Auxerre, by contrast, face a single, clear loss in the attacking line. Pelissier will be without Lassine Sinayoko, described as his number one offensive weapon, due to suspension. That absence lines up with the broader scoring picture: Auxerre are the league’s lowest-scoring team, so losing a primary attacking option raises the bar for repeating their five-goal burst across the last two away matches.
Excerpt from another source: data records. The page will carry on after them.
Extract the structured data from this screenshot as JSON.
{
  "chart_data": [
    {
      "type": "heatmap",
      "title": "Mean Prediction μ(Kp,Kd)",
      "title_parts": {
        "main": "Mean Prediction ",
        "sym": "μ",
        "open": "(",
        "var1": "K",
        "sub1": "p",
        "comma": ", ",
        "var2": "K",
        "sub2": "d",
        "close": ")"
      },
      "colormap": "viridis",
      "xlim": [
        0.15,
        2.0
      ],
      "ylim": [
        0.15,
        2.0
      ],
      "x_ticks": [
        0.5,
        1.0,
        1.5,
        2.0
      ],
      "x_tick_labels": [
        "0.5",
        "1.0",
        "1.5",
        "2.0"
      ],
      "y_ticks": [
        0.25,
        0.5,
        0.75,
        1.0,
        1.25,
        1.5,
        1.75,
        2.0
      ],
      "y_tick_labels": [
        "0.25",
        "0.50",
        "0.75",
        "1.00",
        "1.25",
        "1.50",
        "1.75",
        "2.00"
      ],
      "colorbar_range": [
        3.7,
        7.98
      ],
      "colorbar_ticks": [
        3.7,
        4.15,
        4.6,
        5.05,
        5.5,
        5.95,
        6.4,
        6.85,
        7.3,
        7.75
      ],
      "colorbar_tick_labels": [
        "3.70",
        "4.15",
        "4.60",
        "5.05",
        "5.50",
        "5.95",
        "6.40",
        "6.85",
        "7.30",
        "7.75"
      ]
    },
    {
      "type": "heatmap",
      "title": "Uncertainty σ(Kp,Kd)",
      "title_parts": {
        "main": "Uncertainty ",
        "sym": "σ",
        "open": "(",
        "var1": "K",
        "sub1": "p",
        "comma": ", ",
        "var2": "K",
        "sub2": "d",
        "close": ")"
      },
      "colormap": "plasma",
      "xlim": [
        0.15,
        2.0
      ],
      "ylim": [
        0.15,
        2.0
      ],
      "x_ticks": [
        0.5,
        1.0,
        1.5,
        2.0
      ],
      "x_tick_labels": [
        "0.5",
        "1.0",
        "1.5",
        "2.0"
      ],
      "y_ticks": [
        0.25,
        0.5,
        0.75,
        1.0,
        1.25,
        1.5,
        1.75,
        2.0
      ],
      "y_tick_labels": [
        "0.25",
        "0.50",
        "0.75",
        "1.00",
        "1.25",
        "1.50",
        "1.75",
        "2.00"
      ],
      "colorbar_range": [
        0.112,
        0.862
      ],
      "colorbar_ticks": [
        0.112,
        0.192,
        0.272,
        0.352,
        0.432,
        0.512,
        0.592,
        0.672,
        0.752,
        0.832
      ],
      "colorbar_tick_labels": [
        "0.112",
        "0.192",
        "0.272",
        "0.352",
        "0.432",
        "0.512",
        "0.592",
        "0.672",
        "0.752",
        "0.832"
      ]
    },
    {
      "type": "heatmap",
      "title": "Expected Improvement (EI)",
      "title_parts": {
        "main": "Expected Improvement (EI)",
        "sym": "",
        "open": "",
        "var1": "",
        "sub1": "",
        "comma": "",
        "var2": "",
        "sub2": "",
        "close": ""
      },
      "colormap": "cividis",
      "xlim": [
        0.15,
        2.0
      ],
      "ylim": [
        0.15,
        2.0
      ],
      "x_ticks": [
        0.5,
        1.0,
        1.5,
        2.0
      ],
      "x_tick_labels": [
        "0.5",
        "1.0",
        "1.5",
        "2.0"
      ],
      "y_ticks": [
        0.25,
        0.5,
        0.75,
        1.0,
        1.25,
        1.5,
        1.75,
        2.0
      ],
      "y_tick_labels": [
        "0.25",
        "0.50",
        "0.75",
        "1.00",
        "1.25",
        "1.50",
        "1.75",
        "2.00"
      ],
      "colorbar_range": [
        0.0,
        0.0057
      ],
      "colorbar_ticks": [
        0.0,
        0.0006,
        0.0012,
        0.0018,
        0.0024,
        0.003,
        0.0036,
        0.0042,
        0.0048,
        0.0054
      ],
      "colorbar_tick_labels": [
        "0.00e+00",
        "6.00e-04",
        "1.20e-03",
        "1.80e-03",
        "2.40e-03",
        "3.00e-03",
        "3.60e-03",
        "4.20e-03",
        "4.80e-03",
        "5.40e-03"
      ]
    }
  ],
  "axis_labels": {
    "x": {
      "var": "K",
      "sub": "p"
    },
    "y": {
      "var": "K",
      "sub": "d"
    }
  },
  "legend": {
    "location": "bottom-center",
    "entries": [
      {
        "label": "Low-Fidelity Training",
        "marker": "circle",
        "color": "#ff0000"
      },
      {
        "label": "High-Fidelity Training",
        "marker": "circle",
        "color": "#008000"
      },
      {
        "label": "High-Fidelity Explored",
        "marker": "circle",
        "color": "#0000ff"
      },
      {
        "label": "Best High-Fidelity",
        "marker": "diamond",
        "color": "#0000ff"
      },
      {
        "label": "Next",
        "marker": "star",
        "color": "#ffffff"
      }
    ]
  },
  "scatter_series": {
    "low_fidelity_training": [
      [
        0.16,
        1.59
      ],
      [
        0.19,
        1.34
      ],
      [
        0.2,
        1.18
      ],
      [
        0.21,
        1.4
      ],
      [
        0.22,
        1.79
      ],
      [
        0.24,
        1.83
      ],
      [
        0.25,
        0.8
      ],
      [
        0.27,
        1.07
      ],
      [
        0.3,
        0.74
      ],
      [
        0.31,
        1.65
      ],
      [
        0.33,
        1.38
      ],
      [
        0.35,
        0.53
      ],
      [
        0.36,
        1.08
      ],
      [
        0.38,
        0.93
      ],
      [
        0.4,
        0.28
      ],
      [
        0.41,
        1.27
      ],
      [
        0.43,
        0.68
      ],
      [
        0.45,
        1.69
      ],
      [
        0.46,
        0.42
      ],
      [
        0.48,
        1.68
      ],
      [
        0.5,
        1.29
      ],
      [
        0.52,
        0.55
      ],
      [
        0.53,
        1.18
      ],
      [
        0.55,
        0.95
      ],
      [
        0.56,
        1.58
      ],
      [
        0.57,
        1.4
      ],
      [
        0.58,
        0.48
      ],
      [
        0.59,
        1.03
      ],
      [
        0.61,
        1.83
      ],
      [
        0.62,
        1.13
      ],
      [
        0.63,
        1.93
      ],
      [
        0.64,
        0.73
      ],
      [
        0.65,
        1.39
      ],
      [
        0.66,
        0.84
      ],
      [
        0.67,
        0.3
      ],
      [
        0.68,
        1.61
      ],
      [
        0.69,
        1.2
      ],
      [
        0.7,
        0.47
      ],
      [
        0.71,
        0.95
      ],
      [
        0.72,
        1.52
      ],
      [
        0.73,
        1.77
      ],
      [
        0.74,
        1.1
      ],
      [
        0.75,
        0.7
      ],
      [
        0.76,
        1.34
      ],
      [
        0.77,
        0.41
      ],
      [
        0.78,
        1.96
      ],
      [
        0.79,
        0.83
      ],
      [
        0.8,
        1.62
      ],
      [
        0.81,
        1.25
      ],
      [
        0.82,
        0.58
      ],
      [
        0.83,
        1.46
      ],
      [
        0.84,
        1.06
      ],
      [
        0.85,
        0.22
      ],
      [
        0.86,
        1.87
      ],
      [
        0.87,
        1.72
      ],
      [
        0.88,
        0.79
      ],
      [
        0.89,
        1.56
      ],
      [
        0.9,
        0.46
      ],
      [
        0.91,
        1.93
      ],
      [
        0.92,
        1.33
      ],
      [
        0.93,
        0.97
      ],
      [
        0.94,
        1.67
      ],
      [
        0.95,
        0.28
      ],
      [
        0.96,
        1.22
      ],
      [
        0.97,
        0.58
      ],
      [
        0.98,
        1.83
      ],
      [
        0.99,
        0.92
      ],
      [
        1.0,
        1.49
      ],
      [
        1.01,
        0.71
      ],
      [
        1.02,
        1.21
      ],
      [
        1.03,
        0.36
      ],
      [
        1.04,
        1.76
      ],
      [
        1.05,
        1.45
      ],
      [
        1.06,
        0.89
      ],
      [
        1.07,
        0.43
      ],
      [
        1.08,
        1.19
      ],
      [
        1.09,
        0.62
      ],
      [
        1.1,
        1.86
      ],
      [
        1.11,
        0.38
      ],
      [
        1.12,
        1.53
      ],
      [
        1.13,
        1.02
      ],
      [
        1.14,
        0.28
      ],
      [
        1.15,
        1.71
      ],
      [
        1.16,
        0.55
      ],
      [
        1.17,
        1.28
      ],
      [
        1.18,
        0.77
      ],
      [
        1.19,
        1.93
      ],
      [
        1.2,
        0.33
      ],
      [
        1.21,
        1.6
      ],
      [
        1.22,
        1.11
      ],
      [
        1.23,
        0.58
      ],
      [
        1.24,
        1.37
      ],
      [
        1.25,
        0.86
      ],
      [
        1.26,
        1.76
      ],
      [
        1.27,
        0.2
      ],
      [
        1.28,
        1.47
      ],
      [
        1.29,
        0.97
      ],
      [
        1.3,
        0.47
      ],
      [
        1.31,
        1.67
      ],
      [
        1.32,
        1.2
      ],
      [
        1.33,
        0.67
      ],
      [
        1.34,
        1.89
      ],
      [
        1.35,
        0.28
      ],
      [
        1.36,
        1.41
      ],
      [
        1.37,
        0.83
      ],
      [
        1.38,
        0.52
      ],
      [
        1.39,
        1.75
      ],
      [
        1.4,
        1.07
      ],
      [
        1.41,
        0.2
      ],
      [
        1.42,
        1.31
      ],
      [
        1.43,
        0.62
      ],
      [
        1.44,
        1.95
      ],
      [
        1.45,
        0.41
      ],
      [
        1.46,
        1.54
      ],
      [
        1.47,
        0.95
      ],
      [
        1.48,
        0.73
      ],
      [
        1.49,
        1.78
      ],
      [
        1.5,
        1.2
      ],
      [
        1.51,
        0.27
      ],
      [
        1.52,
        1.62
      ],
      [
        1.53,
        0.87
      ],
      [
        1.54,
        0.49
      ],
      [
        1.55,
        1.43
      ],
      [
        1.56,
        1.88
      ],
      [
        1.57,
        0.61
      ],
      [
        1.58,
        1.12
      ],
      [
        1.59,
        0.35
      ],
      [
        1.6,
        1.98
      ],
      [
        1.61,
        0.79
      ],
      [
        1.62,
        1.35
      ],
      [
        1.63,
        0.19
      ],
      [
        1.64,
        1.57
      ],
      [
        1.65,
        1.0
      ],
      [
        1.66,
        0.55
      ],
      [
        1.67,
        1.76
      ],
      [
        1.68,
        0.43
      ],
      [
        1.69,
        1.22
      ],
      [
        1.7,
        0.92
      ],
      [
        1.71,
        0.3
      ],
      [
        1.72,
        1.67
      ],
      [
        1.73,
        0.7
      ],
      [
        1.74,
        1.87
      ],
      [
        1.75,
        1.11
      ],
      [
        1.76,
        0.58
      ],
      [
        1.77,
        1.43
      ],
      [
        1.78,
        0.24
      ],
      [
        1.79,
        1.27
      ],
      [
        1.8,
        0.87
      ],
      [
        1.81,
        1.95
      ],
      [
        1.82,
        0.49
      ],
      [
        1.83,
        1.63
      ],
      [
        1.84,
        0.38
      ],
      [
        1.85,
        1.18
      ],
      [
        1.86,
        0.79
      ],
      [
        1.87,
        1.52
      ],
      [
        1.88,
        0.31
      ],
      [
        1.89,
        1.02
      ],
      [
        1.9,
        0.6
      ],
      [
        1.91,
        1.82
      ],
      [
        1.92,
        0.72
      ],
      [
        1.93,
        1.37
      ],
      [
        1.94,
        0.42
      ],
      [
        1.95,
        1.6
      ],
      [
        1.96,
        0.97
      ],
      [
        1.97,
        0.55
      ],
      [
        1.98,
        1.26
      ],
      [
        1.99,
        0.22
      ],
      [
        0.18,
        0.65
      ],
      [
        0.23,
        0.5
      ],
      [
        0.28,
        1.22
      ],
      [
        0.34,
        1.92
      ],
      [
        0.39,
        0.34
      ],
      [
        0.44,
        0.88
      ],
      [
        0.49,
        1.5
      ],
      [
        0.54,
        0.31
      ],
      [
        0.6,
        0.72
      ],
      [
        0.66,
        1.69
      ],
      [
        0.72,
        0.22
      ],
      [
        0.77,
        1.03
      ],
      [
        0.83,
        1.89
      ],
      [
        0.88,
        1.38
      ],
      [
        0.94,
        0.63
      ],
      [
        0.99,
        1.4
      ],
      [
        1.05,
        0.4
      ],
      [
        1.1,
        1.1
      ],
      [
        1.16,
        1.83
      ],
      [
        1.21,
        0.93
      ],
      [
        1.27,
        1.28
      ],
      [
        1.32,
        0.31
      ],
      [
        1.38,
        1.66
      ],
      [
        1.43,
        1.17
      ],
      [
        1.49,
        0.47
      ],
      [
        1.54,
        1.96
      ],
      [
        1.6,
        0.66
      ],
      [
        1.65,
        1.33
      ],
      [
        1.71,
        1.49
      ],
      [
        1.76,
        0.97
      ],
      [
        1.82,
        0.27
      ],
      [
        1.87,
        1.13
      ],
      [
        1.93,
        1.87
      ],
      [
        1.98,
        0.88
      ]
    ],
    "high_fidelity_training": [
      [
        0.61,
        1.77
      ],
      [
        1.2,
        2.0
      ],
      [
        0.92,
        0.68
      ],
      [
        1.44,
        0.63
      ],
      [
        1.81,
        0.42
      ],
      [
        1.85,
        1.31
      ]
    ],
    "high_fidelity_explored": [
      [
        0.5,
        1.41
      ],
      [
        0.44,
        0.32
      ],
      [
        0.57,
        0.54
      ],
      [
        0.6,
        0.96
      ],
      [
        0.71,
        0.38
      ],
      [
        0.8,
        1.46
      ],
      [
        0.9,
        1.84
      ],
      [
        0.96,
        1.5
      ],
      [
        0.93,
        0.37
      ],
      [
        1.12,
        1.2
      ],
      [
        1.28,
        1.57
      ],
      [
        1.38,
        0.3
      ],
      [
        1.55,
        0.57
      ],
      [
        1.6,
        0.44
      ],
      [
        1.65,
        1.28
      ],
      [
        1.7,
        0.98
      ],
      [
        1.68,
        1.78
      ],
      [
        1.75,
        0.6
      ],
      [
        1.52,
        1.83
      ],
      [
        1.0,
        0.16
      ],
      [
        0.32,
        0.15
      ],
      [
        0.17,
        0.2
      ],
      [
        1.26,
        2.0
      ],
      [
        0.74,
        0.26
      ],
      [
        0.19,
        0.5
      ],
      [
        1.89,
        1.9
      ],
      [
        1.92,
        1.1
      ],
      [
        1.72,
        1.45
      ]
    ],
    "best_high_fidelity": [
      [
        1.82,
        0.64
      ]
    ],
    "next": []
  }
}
| Category | Marseille | Auxerre |
|---|---|---|
| League position entering Matchday 26 | Third (level on points with Lyon) | 16th |
| Most recent league result mentioned | 1-0 win vs Toulouse | 0-0 draw vs Strasbourg |
| Recent trend cited | Won previous two league fixtures | Only one loss in previous six league matches |
| Home/away indicator cited | No home loss in normal time vs a French club since early January | Points in three straight away league matches |
| Attack data point cited | Greenwood on 14 Ligue 1 goals (tied for first) | Lowest-scoring team (19 goals); five scored in last two away league matches |
| Key availability issue cited | Aguerd (surgery) and Balerdi out; Timber also listed as doubtful in another preview | Sinayoko suspended |
Analysis: The comparison points to a narrow but clear finding: Marseille’s case rests on structural advantages—table position, a top scorer, and a home trend under Beye—while Auxerre’s case depends on a more volatile ingredient, recent away scoring, now pressured by the suspension of Sinayoko. The tension sits with Marseille’s defensive absences; if the home platform is real, it needs to hold even with Aguerd and Balerdi unavailable.
The next confirmed test after Friday is already on the calendar for Marseille: they host LOSC in the 27th round on Sunday, March 22 at 5: 15 pm ET. If Marseille maintain their Velodrome domestic resilience through the defensive reshuffle, the comparison suggests they can keep their third-place push credible even with the margin to Rennes sitting at three points.